Am J Pathol. 2025 Jan 10:S0002-9440(25)00002-1. doi: 10.1016/j.ajpath.2024.12.008. Online ahead of print.

Abstract

Colorectal cancer (CRC) is one of the top three most lethal malignancies worldwide, posing a significant threat to human health. Recently proposed immunotherapy checkpoint blockade treatments have proven effective for CRC, but their use depends on measuring specific biomarkers in patients. Among these biomarkers, tumor mutational burden (TMB) has emerged as a novel indicator, traditionally requiring next-generation sequencing for measurement, which is time-consuming, labor intensive, and costly.

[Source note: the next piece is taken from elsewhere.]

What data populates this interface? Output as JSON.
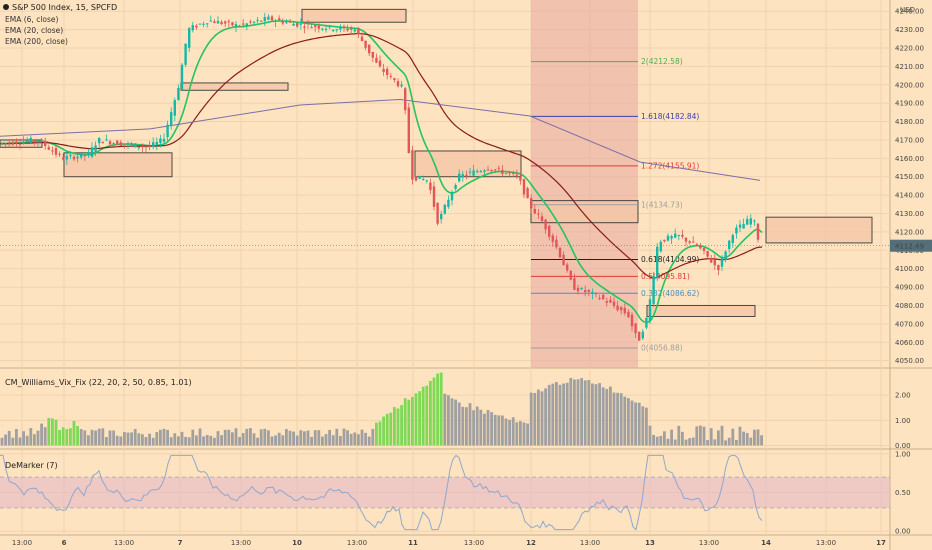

To provide an economical and rapid way to predict patients' TMB, we propose the KMeansGraphMIL model based on weakly supervised multiple-instance learning. Compared with previous weakly supervised multiple-instance learning models, KMeansGraphMIL leverages both the similarity of image patch feature vectors and the spatial relationships between patches. This approach improves the model's area under the receiver operating characteristic curve to 0.8334 and significantly increases the recall to 0.7556. Thus, we present an economical and rapid framework for predicting CRC TMB, offering the potential for physicians to quickly develop treatment plans and saving patients substantial time and money.